Alternative Perspectives on Aging in Caenorhabditis elegans: Reactive Oxygen Species or Hyperfunction?

Abstract

Significance: The biological mechanisms at the heart of the aging process are a long-standing mystery. An influential theory has it that aging is the result of an accumulation of molecular damage, caused in particular by reactive oxygen species produced by mitochondria. This theory also predicts that processes that protect against oxidative damage (involving detoxification, repair, and turnover) protect against aging and increase lifespan.

Recent advances: However, recent tests of the oxidative damage theory, many using the short-lived nematode worm Caenorhabditis elegans, have often failed to support the theory. This motivates consideration of alternative models. One new theory, conceived by M.V. Blagosklonny, proposes that aging is caused by hyperfunction, that is, overactivity during adulthood of processes (particularly biosynthetic) that contribute to development and reproduction. Such hyperfunction can lead to hypertrophy-associated pathologies, which cause the age increase in death.

Critical issues: Here we assess whether the hyperfunction theory is at all consistent with what is known about C. elegans aging, and conclude that it is. In particular, during adulthood, C. elegans shows a number of changes that may reflect pathology and/or hyperfunction. Such changes seem to contribute to death, at least in some cases (e.g., yolk accumulation).

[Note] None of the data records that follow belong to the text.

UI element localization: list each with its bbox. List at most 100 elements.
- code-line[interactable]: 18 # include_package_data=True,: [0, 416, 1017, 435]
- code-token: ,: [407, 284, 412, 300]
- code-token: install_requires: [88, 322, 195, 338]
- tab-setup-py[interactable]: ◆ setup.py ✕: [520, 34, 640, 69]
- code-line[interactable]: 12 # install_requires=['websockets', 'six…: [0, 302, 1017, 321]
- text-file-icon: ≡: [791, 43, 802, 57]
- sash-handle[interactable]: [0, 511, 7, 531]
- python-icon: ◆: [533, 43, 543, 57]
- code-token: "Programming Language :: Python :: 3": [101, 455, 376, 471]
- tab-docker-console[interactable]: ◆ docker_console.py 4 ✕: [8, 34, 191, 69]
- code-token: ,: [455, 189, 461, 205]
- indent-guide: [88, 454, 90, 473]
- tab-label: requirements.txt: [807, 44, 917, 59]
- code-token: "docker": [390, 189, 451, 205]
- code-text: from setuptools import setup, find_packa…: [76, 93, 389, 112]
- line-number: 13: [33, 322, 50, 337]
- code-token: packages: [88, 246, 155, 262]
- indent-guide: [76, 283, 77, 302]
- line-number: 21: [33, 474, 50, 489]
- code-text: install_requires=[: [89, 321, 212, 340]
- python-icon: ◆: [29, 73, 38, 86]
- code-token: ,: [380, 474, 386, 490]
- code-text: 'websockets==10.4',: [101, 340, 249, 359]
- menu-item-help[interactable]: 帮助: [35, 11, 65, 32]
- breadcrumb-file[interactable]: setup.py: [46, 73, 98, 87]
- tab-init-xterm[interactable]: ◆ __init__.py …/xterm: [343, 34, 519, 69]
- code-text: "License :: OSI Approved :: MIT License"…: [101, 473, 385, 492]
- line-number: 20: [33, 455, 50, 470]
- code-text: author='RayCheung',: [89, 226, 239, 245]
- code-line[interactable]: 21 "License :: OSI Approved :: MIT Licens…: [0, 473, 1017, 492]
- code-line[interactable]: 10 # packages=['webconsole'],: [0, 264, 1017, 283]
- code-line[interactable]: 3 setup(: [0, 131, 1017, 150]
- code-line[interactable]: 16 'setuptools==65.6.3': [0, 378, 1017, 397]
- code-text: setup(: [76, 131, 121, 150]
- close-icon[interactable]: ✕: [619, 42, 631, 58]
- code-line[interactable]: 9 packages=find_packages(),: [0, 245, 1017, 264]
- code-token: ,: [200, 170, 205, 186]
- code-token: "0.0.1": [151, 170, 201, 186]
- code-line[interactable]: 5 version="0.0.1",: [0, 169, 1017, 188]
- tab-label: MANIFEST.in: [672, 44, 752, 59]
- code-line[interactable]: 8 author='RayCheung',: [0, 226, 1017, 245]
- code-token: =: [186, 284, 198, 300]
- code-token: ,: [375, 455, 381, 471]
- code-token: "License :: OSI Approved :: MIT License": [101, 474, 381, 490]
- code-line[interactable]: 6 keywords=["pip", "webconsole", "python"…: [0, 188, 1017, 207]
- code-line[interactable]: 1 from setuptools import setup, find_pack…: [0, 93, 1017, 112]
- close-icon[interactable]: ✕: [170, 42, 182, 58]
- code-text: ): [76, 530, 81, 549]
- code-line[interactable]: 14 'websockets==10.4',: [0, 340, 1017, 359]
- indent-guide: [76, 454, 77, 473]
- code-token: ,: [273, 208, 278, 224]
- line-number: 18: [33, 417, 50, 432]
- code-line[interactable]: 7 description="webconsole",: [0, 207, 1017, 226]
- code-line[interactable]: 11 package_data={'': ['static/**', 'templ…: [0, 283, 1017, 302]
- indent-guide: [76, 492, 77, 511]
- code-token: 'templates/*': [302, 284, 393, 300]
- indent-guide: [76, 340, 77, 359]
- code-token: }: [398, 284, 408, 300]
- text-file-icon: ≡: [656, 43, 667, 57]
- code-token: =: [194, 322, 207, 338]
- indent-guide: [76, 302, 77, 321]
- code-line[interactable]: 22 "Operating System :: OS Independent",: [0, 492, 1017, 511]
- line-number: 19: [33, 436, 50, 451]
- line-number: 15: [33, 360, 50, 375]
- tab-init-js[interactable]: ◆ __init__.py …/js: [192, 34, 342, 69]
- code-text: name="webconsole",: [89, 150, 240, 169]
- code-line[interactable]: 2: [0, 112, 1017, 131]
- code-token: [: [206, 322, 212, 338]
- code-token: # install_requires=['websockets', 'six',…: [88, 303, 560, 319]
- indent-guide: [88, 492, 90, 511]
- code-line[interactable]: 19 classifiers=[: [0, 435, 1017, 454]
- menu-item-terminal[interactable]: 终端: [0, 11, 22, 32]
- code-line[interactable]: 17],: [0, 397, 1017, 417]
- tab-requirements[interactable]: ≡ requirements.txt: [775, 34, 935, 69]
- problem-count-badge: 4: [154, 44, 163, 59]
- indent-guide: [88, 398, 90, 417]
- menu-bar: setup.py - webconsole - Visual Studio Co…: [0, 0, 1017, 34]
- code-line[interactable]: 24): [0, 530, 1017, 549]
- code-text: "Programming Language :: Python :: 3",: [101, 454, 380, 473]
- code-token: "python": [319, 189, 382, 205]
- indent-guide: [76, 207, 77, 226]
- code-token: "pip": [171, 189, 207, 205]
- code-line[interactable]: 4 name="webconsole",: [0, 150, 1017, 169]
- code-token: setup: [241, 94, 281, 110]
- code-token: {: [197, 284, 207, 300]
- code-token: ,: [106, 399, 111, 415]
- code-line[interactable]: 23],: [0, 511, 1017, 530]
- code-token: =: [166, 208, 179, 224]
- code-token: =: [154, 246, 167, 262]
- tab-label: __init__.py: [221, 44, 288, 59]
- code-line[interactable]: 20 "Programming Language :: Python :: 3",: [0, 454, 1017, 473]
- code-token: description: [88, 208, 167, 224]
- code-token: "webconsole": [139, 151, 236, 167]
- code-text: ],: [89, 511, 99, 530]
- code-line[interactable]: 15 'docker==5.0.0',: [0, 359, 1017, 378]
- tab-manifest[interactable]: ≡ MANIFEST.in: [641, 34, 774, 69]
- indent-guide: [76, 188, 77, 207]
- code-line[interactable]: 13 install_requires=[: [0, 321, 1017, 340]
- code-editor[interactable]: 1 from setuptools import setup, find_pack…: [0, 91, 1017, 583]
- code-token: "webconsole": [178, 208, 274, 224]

Future directions: Our assessment suggests that the hyperfunction theory is a plausible alternative to the molecular damage theory to explain aging in C. elegans.

FIG. 1.

The hyperfunction theory of aging. (A) Simplified representation of molecular damage theory (including oxidative damage theory). (B) Simplified representation of hyperfunction theory. (C) Mode of action of target of rapamycin (TOR) pathway on aging, based on the molecular damage theory. (D) Mode of action of TOR pathway on aging, based on the hyperfunction theory. Derived from (5). IIS, insulin/IGF-1 signaling.

FIG. 2.

Explanation for effects of dietary restriction (DR) in terms of the bloated soma theory. (A) Prior interpretation in terms of disposable soma theory. (B) New interpretation in terms of bloated soma theory (incorporating hyperfunction theory). Based on (6). IGF-1, insulin-like growth factor 1.

FIG. 3.

Evidence for hypertrophy during aging in Caenorhabditis elegans. This figure shows six examples of age change that involves hypertrophy, as follows: (i) accumulation and redistribution of yolk (shaded area, high levels of yolk [VIT-2::GFP fluorescence]); (ii) stacking of oocytes in the gonad; (iii) appearance of tumor-like, intrauterine masses, a likely consequence of runaway endoreduplication in unfertilized oocytes (O, oocyte; T, tumor); (iv) cuticular hypertrophy (C, cuticle; H, hypodermis); (v) neurite outgrowth (NO, neurite outgrowth); and (vi) lipid droplet accumulation (here in aging muscle, L, lipid droplet; M, muscle). In each part, young adult worm is shown above and an older worm below. Redrawn after published observations (12, 15, 18, 24, 27, 37, 48).

FIG. 4.

Age-associated gonadal atrophy. (A–D) progressive stages of atrophy of hermaphrodite gonad. (A) 1-day-old adult, healthy, full-sized gonad; (B) 5-day-old adult, gonad slightly atrophied; (C) 7-day-old adult, shrunken, but largely intact gonad; (D) 9-day-old adult, fragmented gonad.

FIG. 5.

Relative contributions of damage and hyperfunction in mammals and nematodes. This scheme describes the hypothesis that DNA damage and hyperfunction are predominant primary determinants of mammalian aging, while in C. elegans hyperfunction is particularly severe, such that molecular damage plays no primary role at all.